With this standard multilateral completion, no water was produced initially, but in less than one year, water cut had reached about 23%. As a result, available drawdown and overall production were reduced and treatment and disposal costs rose, prompting the operator to deem water-production control imperative.
In response, Schlumberger designed and deployed an intelligent completion system with multiposition, downhole flow control valves and surface flow-rate measurements to selectively manage water production from each of the three zones. Through optimization of the downhole control valves, water cut was reduced from 23% to almost zero.

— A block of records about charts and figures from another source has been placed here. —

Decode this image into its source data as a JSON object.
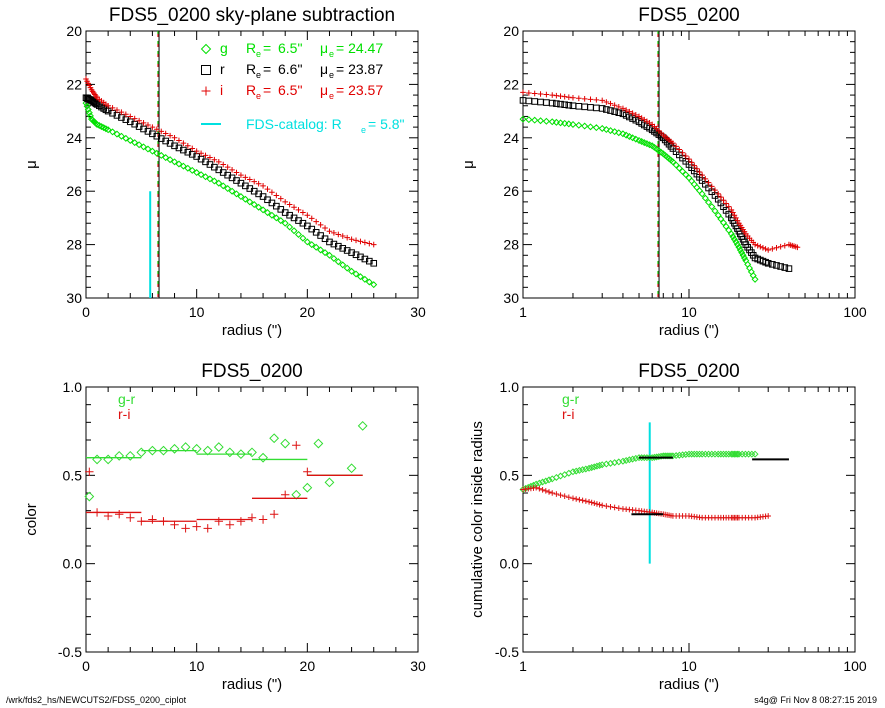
{
  "footer": {
    "path": "/wrk/fds2_hs/NEWCUTS2/FDS5_0200_ciplot",
    "stamp": "s4g@  Fri Nov  8 08:27:15 2019"
  },
  "colors": {
    "g": "#00e000",
    "r": "#000000",
    "i": "#e00000",
    "catalog": "#00e0e0",
    "grr": "#33dd33",
    "ri": "#dd1111"
  },
  "chart_data": [
    {
      "id": "p1",
      "type": "scatter",
      "title": "FDS5_0200 sky-plane subtraction",
      "xlabel": "radius (\")",
      "ylabel": "μ",
      "xlim": [
        0,
        30
      ],
      "ylim": [
        30,
        20
      ],
      "xticks": [
        0,
        10,
        20,
        30
      ],
      "yticks": [
        20,
        22,
        24,
        26,
        28,
        30
      ],
      "xscale": "linear",
      "legend": [
        {
          "band": "g",
          "marker": "diamond",
          "color": "#00e000",
          "Re": "6.5\"",
          "mu": "24.47"
        },
        {
          "band": "r",
          "marker": "square",
          "color": "#000000",
          "Re": "6.6\"",
          "mu": "23.87"
        },
        {
          "band": "i",
          "marker": "plus",
          "color": "#e00000",
          "Re": "6.5\"",
          "mu": "23.57"
        }
      ],
      "catalog_label": "FDS-catalog: R",
      "catalog_value": "5.8\"",
      "catalog_re": 5.8,
      "catalog_line": [
        26.0,
        30.0
      ],
      "vlines": [
        6.5,
        6.6
      ],
      "series": [
        {
          "name": "g",
          "x": [
            0,
            0.5,
            1,
            2,
            4,
            6,
            8,
            10,
            12,
            14,
            16,
            18,
            20,
            22,
            24,
            26
          ],
          "y": [
            22.7,
            23.3,
            23.5,
            23.7,
            24.1,
            24.5,
            24.9,
            25.3,
            25.7,
            26.2,
            26.7,
            27.2,
            27.9,
            28.4,
            29.0,
            29.5
          ]
        },
        {
          "name": "r",
          "x": [
            0,
            0.5,
            1,
            2,
            4,
            6,
            8,
            10,
            12,
            14,
            16,
            18,
            20,
            22,
            24,
            26
          ],
          "y": [
            22.5,
            22.6,
            22.75,
            23.0,
            23.4,
            23.85,
            24.3,
            24.7,
            25.2,
            25.7,
            26.2,
            26.8,
            27.3,
            27.9,
            28.3,
            28.7
          ]
        },
        {
          "name": "i",
          "x": [
            0,
            0.5,
            1,
            2,
            4,
            6,
            8,
            10,
            12,
            14,
            16,
            18,
            20,
            22,
            24,
            26
          ],
          "y": [
            21.8,
            22.2,
            22.5,
            22.8,
            23.2,
            23.6,
            24.0,
            24.5,
            24.9,
            25.4,
            25.8,
            26.4,
            26.9,
            27.5,
            27.8,
            28.0
          ]
        }
      ]
    },
    {
      "id": "p2",
      "type": "scatter",
      "title": "FDS5_0200",
      "xlabel": "radius (\")",
      "ylabel": "μ",
      "xlim": [
        1,
        100
      ],
      "ylim": [
        30,
        20
      ],
      "xticks": [
        1,
        10,
        100
      ],
      "yticks": [
        20,
        22,
        24,
        26,
        28,
        30
      ],
      "xscale": "log",
      "vlines": [
        6.5,
        6.6
      ],
      "series": [
        {
          "name": "g",
          "x": [
            1,
            1.5,
            2,
            3,
            4,
            5,
            6,
            7,
            8,
            10,
            12,
            15,
            18,
            20,
            22,
            25
          ],
          "y": [
            23.3,
            23.4,
            23.5,
            23.65,
            23.85,
            24.1,
            24.3,
            24.6,
            24.9,
            25.5,
            26.1,
            26.9,
            27.6,
            28.1,
            28.6,
            29.3
          ]
        },
        {
          "name": "r",
          "x": [
            1,
            1.5,
            2,
            3,
            4,
            5,
            6,
            7,
            8,
            10,
            12,
            15,
            18,
            20,
            22,
            25,
            30,
            40
          ],
          "y": [
            22.6,
            22.7,
            22.8,
            22.9,
            23.1,
            23.4,
            23.7,
            24.0,
            24.4,
            25.0,
            25.6,
            26.3,
            27.0,
            27.5,
            28.0,
            28.5,
            28.7,
            28.9
          ]
        },
        {
          "name": "i",
          "x": [
            1,
            1.5,
            2,
            3,
            4,
            5,
            6,
            7,
            8,
            10,
            12,
            15,
            18,
            20,
            22,
            25,
            30,
            40,
            45
          ],
          "y": [
            22.3,
            22.4,
            22.5,
            22.6,
            22.9,
            23.2,
            23.5,
            23.9,
            24.2,
            24.8,
            25.4,
            26.1,
            26.7,
            27.2,
            27.6,
            28.0,
            28.2,
            28.0,
            28.1
          ]
        }
      ]
    },
    {
      "id": "p3",
      "type": "scatter",
      "title": "FDS5_0200",
      "xlabel": "radius (\")",
      "ylabel": "color",
      "xlim": [
        0,
        30
      ],
      "ylim": [
        -0.5,
        1.0
      ],
      "xticks": [
        0,
        10,
        20,
        30
      ],
      "yticks": [
        -0.5,
        0.0,
        0.5,
        1.0
      ],
      "yticklabels": [
        "-0.5",
        "0.0",
        "0.5",
        "1.0"
      ],
      "xscale": "linear",
      "legend": [
        {
          "name": "g-r",
          "color": "#33dd33"
        },
        {
          "name": "r-i",
          "color": "#dd1111"
        }
      ],
      "series": [
        {
          "name": "g-r",
          "marker": "diamond",
          "x": [
            0.3,
            1,
            2,
            3,
            4,
            5,
            6,
            7,
            8,
            9,
            10,
            11,
            12,
            13,
            14,
            15,
            16,
            17,
            18,
            19,
            20,
            21,
            22,
            24,
            25
          ],
          "y": [
            0.38,
            0.59,
            0.59,
            0.61,
            0.61,
            0.63,
            0.64,
            0.64,
            0.65,
            0.66,
            0.65,
            0.64,
            0.66,
            0.63,
            0.62,
            0.63,
            0.6,
            0.71,
            0.68,
            0.39,
            0.43,
            0.68,
            0.46,
            0.54,
            0.78
          ]
        },
        {
          "name": "r-i",
          "marker": "plus",
          "x": [
            0.3,
            1,
            2,
            3,
            4,
            5,
            6,
            7,
            8,
            9,
            10,
            11,
            12,
            13,
            14,
            15,
            16,
            17,
            18,
            19,
            20
          ],
          "y": [
            0.52,
            0.29,
            0.27,
            0.28,
            0.26,
            0.24,
            0.25,
            0.24,
            0.22,
            0.2,
            0.21,
            0.2,
            0.24,
            0.22,
            0.24,
            0.26,
            0.25,
            0.28,
            0.39,
            0.67,
            0.52
          ]
        }
      ],
      "segments": [
        {
          "series": "g-r",
          "x": [
            0,
            5
          ],
          "y": 0.6
        },
        {
          "series": "g-r",
          "x": [
            5,
            10
          ],
          "y": 0.64
        },
        {
          "series": "g-r",
          "x": [
            10,
            15
          ],
          "y": 0.62
        },
        {
          "series": "g-r",
          "x": [
            15,
            20
          ],
          "y": 0.59
        },
        {
          "series": "g-r",
          "x": [
            20,
            25
          ],
          "y": 0.5
        },
        {
          "series": "r-i",
          "x": [
            0,
            5
          ],
          "y": 0.29
        },
        {
          "series": "r-i",
          "x": [
            5,
            10
          ],
          "y": 0.24
        },
        {
          "series": "r-i",
          "x": [
            10,
            15
          ],
          "y": 0.25
        },
        {
          "series": "r-i",
          "x": [
            15,
            20
          ],
          "y": 0.37
        },
        {
          "series": "r-i",
          "x": [
            20,
            25
          ],
          "y": 0.5
        }
      ]
    },
    {
      "id": "p4",
      "type": "scatter",
      "title": "FDS5_0200",
      "xlabel": "radius (\")",
      "ylabel": "cumulative color inside radius",
      "xlim": [
        1,
        100
      ],
      "ylim": [
        -0.5,
        1.0
      ],
      "xticks": [
        1,
        10,
        100
      ],
      "yticks": [
        -0.5,
        0.0,
        0.5,
        1.0
      ],
      "yticklabels": [
        "-0.5",
        "0.0",
        "0.5",
        "1.0"
      ],
      "xscale": "log",
      "legend": [
        {
          "name": "g-r",
          "color": "#33dd33"
        },
        {
          "name": "r-i",
          "color": "#dd1111"
        }
      ],
      "catalog_re": 5.8,
      "catalog_line": [
        0.0,
        0.8
      ],
      "series": [
        {
          "name": "g-r",
          "marker": "diamond",
          "x": [
            1,
            1.2,
            1.5,
            2,
            2.5,
            3,
            4,
            5,
            6,
            7,
            8,
            10,
            12,
            15,
            18,
            20,
            25
          ],
          "y": [
            0.42,
            0.45,
            0.48,
            0.52,
            0.54,
            0.56,
            0.58,
            0.6,
            0.6,
            0.61,
            0.61,
            0.62,
            0.62,
            0.62,
            0.62,
            0.62,
            0.62
          ]
        },
        {
          "name": "r-i",
          "marker": "plus",
          "x": [
            1,
            1.2,
            1.5,
            2,
            2.5,
            3,
            4,
            5,
            6,
            7,
            8,
            10,
            12,
            15,
            18,
            20,
            25,
            30
          ],
          "y": [
            0.42,
            0.43,
            0.4,
            0.37,
            0.35,
            0.33,
            0.31,
            0.3,
            0.29,
            0.28,
            0.27,
            0.27,
            0.26,
            0.26,
            0.26,
            0.26,
            0.26,
            0.27
          ]
        }
      ],
      "segments": [
        {
          "series": "g-r",
          "x": [
            5,
            8
          ],
          "y": 0.6
        },
        {
          "series": "g-r",
          "x": [
            24,
            40
          ],
          "y": 0.59
        },
        {
          "series": "r-i",
          "x": [
            4.5,
            7
          ],
          "y": 0.28
        }
      ]
    }
  ]
}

The successful application of intelligent wells to the Haradh field, as detailed in a paper presented at the 2007 International Petroleum Technology Conference, held in Dubai, was the result of a project-management approach to the design, planning and installation processes. Five Schlumberger segments teamed with the Saudi Aramco facilities, production, drilling and workover; reservoir management; and reservoir description departments. Schlumberger and Saudi Aramco’s reservoir management and reservoir description departments built a multilateral well model in PIPESEM production system analysis software to calculate pressures opposite each lateral at various water cuts. The simulation estimated lateral performance across the valves over a range of pressure and flow rates.
Prior to starting the project, more than 30 multidisciplinary team members from Schlumberger and Saudi Aramco participated in a two-day forum to plan the project, run the completion on paper, agree on the design criteria and running procedures, and define responsibilities. Participants jointly developed a list of 28 action items in an effort to ensure a trouble-free operation.
The field team consisted of a completions installation crew, a reservoir evaluation wireline crew, a coiled tubing crew, and a multiphase flow testing crew managed through the Schlumberger advanced completions project manager. In view of the well’s workover history and the possible presence of casing deformations capable of affecting intelligent completion installation, the reservoir evaluation wireline and well services segments ran a USI UltraSonic Imager corrosion log on coiled tubing. The run confirmed the integrity of the casing and the suitability of QUANTUM gravel pack and MultiPort bypass packers with multiple porting. Using a PhaseTester portable multiphase well production monitoring system and the InterACT real-time monitoring and data delivery system, the team optimized the intelligent completion performance. This enabled the
Saudi Aramco engineers at their offices in town to adjust downhole flow-control valve settings in real time to maximize oil production and minimize water cut.
During equipment testing and installation, and subsequent flow testing of the well, each of the valves was actuated through more than 10 complete cycles?110 position changes, or the equivalent of several years of typical operation. The well was fully flow-tested and put on production with minimal water production. Saudi Aramco engineers reported at the 2007 IPTC meeting that without the intelligent well approach, the well would have watered out and ceased production.
Tubing- and wireline-retrievable flow control valves. These intelligent flow control valves, unlike their predecessors, do not require wireline or coiled tubing intervention to close, open, or infinitely adjust the flow area. Instead, they are remotely actuated through a hydraulic capillary tube (left) or, in the case of the electrical systems, through an electrical signal to electromechanical actuators (right). Both valves shown are tubing-retrievable.